The standard reply to this was “nothing,” but once in a while, when he was feeling more confident, Teddy would try to tell his father something about their science experiment or about what happened in a book they were reading. No matter how hard he tried, though, Teddy would end up stammering, coughing and sputtering through his explanation. Natalie couldn’t understand why. If you knew someone was going to ask you the same question every night, how difficult was it to have an answer ready? But Uncle Mort made Teddy nervous. Natalie wanted to interrupt sometimes, to clarify something Teddy said or help her cousin get his point across. But she worried that interfering would embarrass him, so she stayed silent. Truth be told, she enjoyed the feeling of sitting at the table and not having to say anything. At her house, if she didn’t jump into the conversation, her mother was liable to feel her head and ask if she had a fever. At Teddy’s house, she could relax.
One Thursday in the middle of September, Natalie and Teddy were playing outside. Teddy wanted to practice pitching, so they wandered into the garage to look for an extra baseball mitt. “Think there could be one in here?” Natalie asked, pointing to a dusty cardboard box. Someone had printed GARAGE on it in neat black lettering.
“Maybe. Let’s open it,” Teddy told her. He pulled off the packing tape and pried open one of the corners. “Darn,” he said, disappointed. “It’s just a bunch of old books.”
“What kind of books?” Natalie wanted to know. “Anything good?”
“I can’t tell.” He pulled harder on the cardboard flaps. “It looks like textbooks. They must be Judith’s.”
“Are you sure? They look really old. Let’s see … Theories of Probability, Calculus, Modern Statistics. These are all math books. These can’t be hers.”
“I guess not.” Teddy was confused. “I wonder whose they are.”
“You know what?” Natalie told him. “I think these are your dad’s. My dad told me once how much your dad loves math.”
“My dad never talks about it.”
“Hey, let’s look at this one.” Natalie pulled a thick green book out of the box. The silver letters across the front read An Introduction to Mathematics.
“Can’t we just have a catch?”
“I don’t have a mitt, remember? Besides, this one says it’s an introduction. Maybe we could figure some of it out. We can ask your father about it at dinner.”
“Okay.” Teddy was resigned. “Let’s bring it to my room.”
They brought the book to Teddy’s room and sat cross-legged on the floor touching kneecaps. The book was spread open in front of them, half resting on Teddy’s lap and half resting on Natalie’s. It was full of equations and symbols they couldn’t understand. Natalie thought it was interesting, but Teddy wasn’t convinced.

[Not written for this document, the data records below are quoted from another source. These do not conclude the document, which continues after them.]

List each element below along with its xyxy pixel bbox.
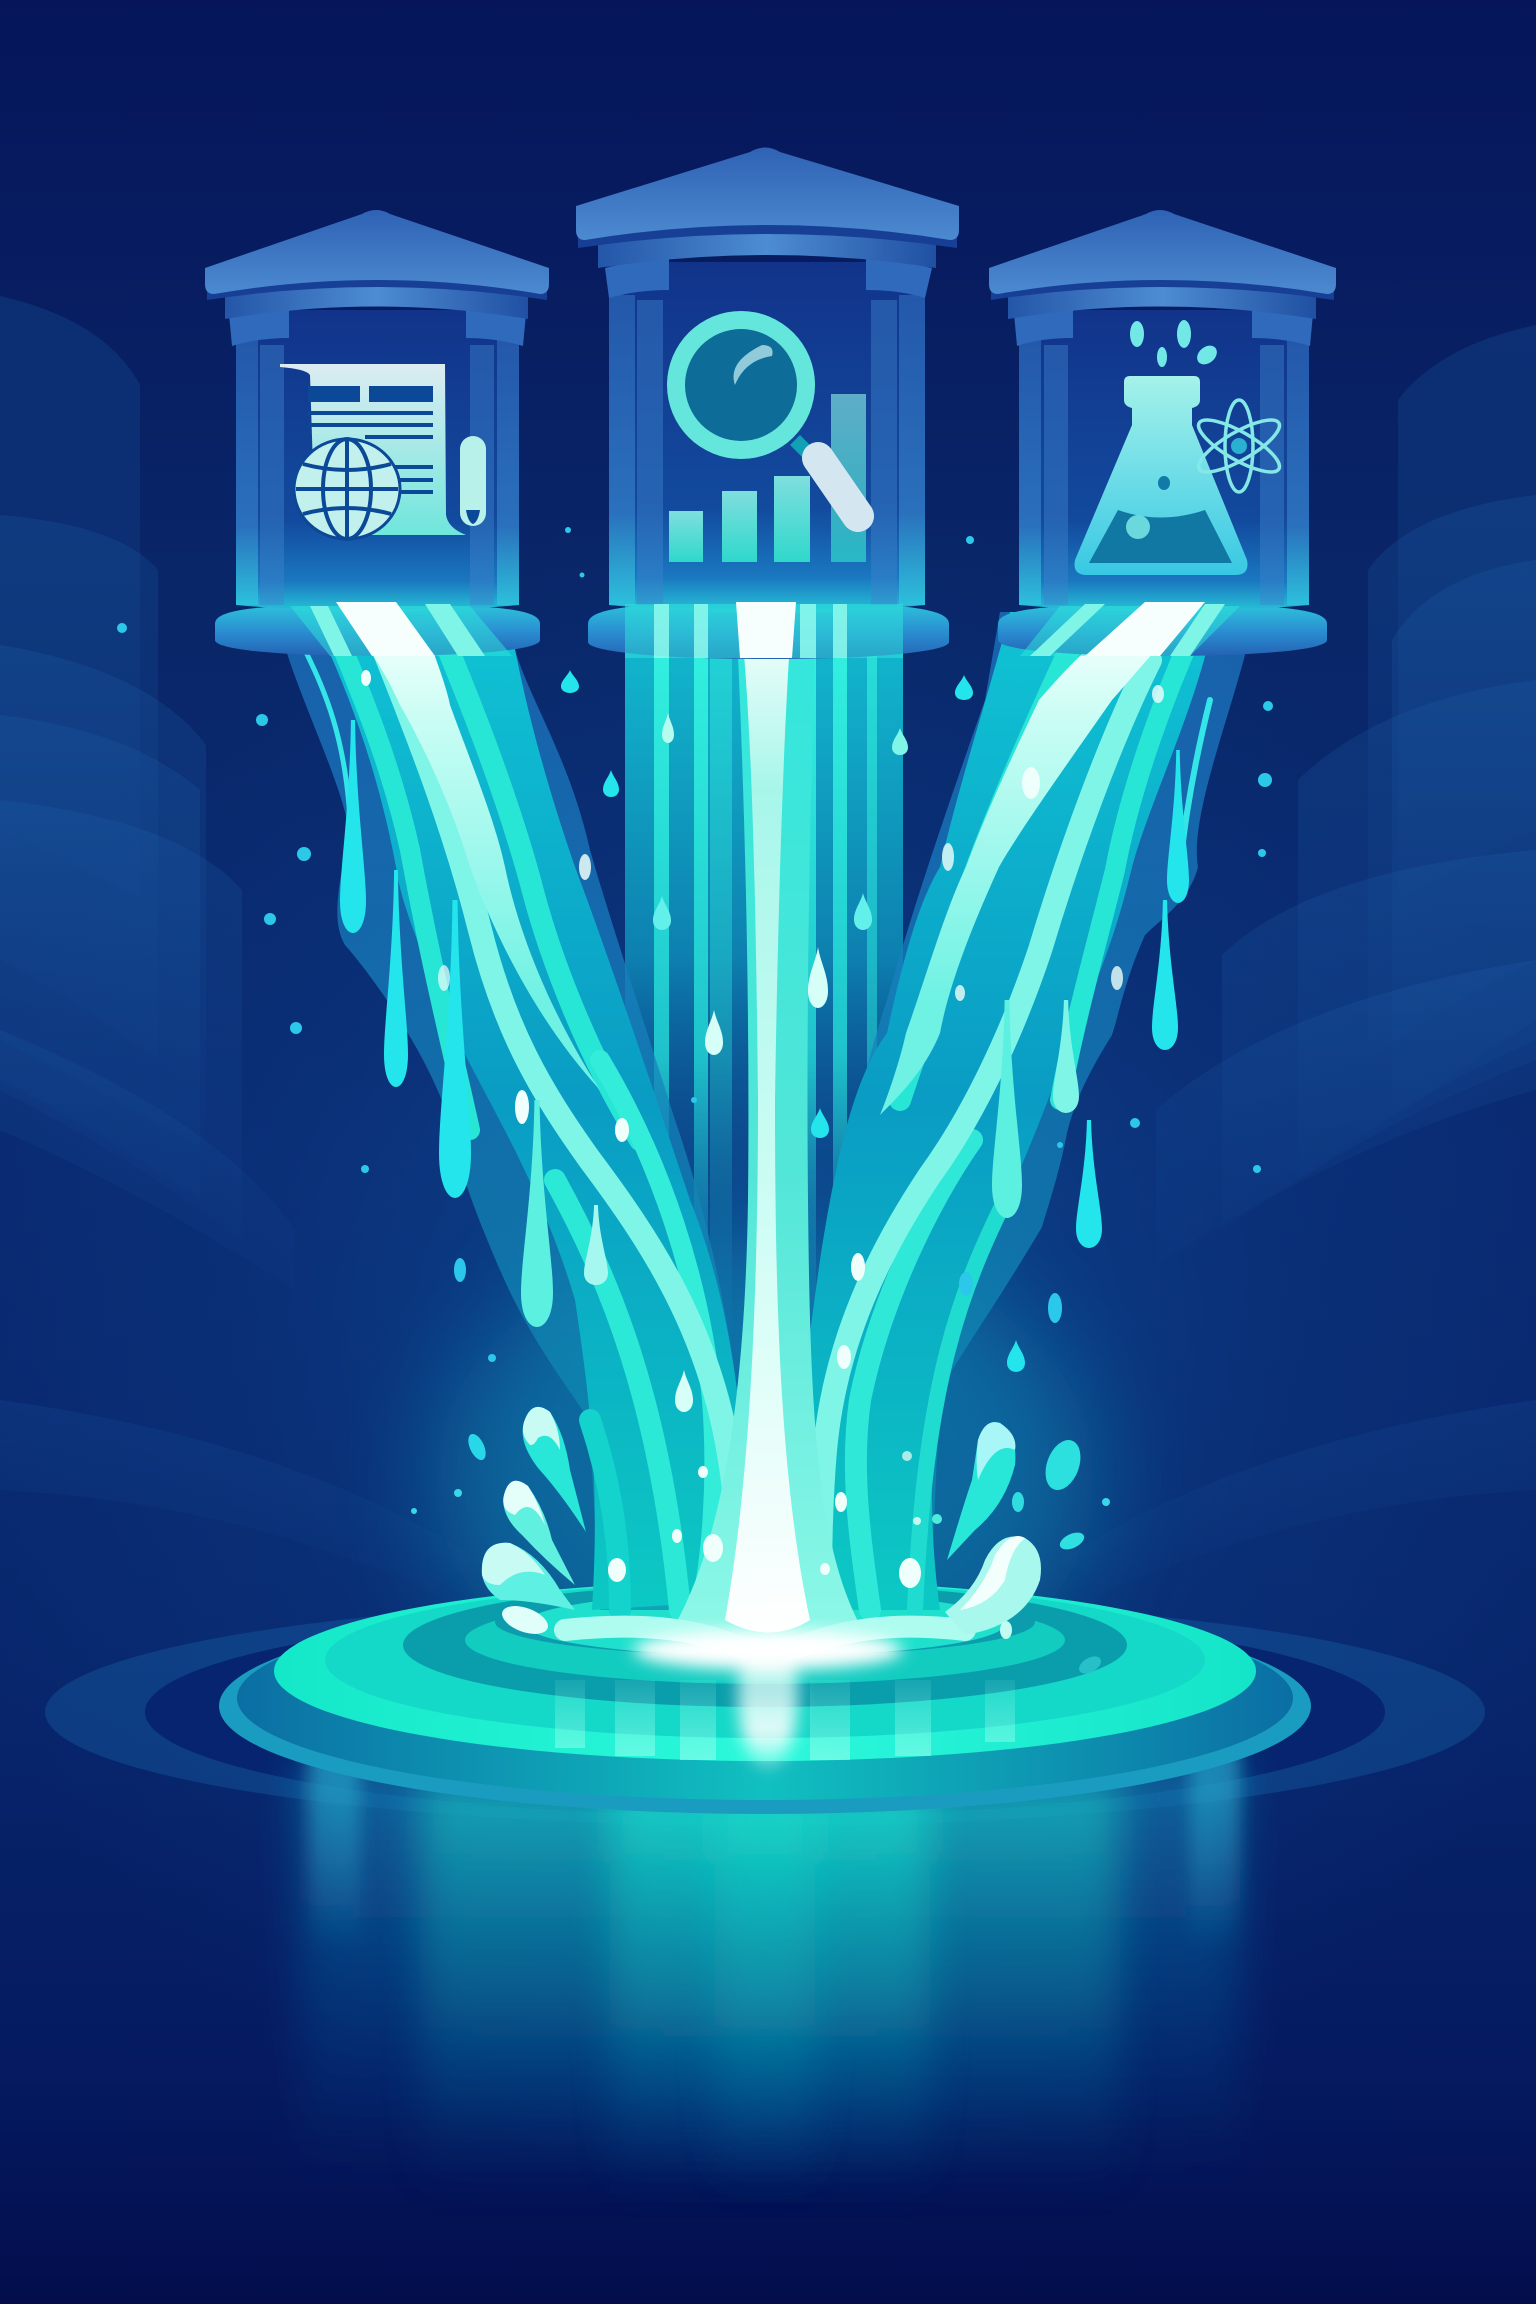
teal mass: [310, 612, 750, 1610]
capitals: [1014, 306, 1073, 346]
roof tier: [225, 284, 528, 319]
column body: [609, 262, 925, 612]
roof underside: [578, 217, 957, 248]
column body: [236, 310, 519, 612]
column body: [1019, 310, 1309, 612]
ripple: vertical light bars: [555, 1680, 1015, 1760]
capitals: [229, 306, 289, 346]
background columns: right: [1060, 325, 1536, 1590]
translucent veil: [283, 612, 750, 1610]
reflection below pool: [300, 1750, 1240, 2240]
splash: left: [411, 1407, 586, 1639]
base ring: [588, 602, 949, 659]
central glow behind water: [435, 1240, 1095, 1720]
left spill: [290, 606, 512, 656]
bright ribbon: [880, 604, 1205, 1115]
long drips: [340, 720, 1189, 1327]
waterfall: left flow: [283, 604, 750, 1610]
centre spill: [625, 604, 903, 658]
right spill: [1020, 606, 1240, 656]
small droplets on flows: [361, 670, 1164, 1588]
bright ribbon: [336, 604, 600, 1090]
background columns: left: [0, 296, 480, 1590]
waterfall: right flow: [794, 604, 1245, 1610]
globe: [294, 439, 400, 539]
roof: [989, 210, 1336, 294]
ripple: bright main disk: [274, 1581, 1256, 1761]
icon: flask spray drops: [1130, 320, 1221, 368]
pool: outer ripples: [45, 1598, 1485, 1826]
pool: concentric ripples: [219, 1581, 1311, 1814]
icon: magnifying glass: [667, 311, 858, 516]
splash: right: [932, 1422, 1110, 1677]
ribbon strands: [325, 606, 714, 1610]
teal mass: [794, 612, 1215, 1610]
thin left strand: [300, 640, 351, 840]
roof: [576, 148, 959, 240]
ribbon strands: [800, 606, 1205, 1610]
roof tier: [598, 229, 936, 268]
pillar: left, news and globe source: [205, 210, 549, 656]
roof underside: [207, 273, 547, 300]
icon: atom: [1192, 400, 1286, 492]
icon: bar chart: [669, 394, 866, 562]
roof tier: [1008, 284, 1316, 319]
icon: document with globe and pen: [280, 364, 486, 539]
thin right strand: [1178, 700, 1210, 900]
water spilling over pillar bases: [290, 602, 1240, 658]
ripple: outer teal rim: [219, 1598, 1311, 1814]
pillar: right, science source: [989, 210, 1336, 656]
pen: [460, 436, 486, 526]
base ring: [998, 604, 1327, 656]
waterfall: centre curtain: [625, 612, 903, 1412]
base ring: [215, 604, 540, 656]
ripple: inner rings: [465, 1596, 1065, 1684]
pillar: centre, search and chart source: [576, 148, 959, 659]
waterfall: base curls: [565, 1627, 965, 1670]
capitals: [605, 258, 669, 298]
translucent veil: [794, 612, 1245, 1610]
waterfall: bright central column: [675, 612, 860, 1642]
roof: [205, 210, 549, 294]
falling drops: [561, 670, 1025, 1412]
ambient particles: [117, 527, 1273, 1362]
icon: flask: [1074, 376, 1248, 575]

At dinner that night, the meat loaf was as dry as ever, and the conversation was just as predictable. Natalie kept waiting for Teddy to ask about the book, but he didn’t say a word. Eventually, she kicked him under the table.
“Dad, can I ask you something?”
“You may.”
“Can you help me and Natalie with a book we found today?”
“What book?”
“It’s a textbook—An Introduction to Mathematics.”
Uncle Mort didn’t answer.
“It was in the garage.… We were looking for a baseball mitt, and then we found it in a box.…” Uncle Mort’s silence made Teddy nervous. “We looked at it for a long time … but the math is too hard for us.…” Teddy looked to Natalie for support.
“We want you to teach us how to do the problems in the book!” Natalie blurted out. Teddy gave her a stunned look.
“Um, I mean, please.” She lowered her voice. “Please, do you think you could teach us, Uncle Mort?”
Dinah stopped chewing, and Mimi looked up from the back of her spoon. Aunt Rose put down her water glass. All eyes were on Uncle Mort, awaiting his reply.
“What makes you think I know anything about mathematics?” he asked.
Natalie looked at Teddy, but he just shrugged. It was up to her.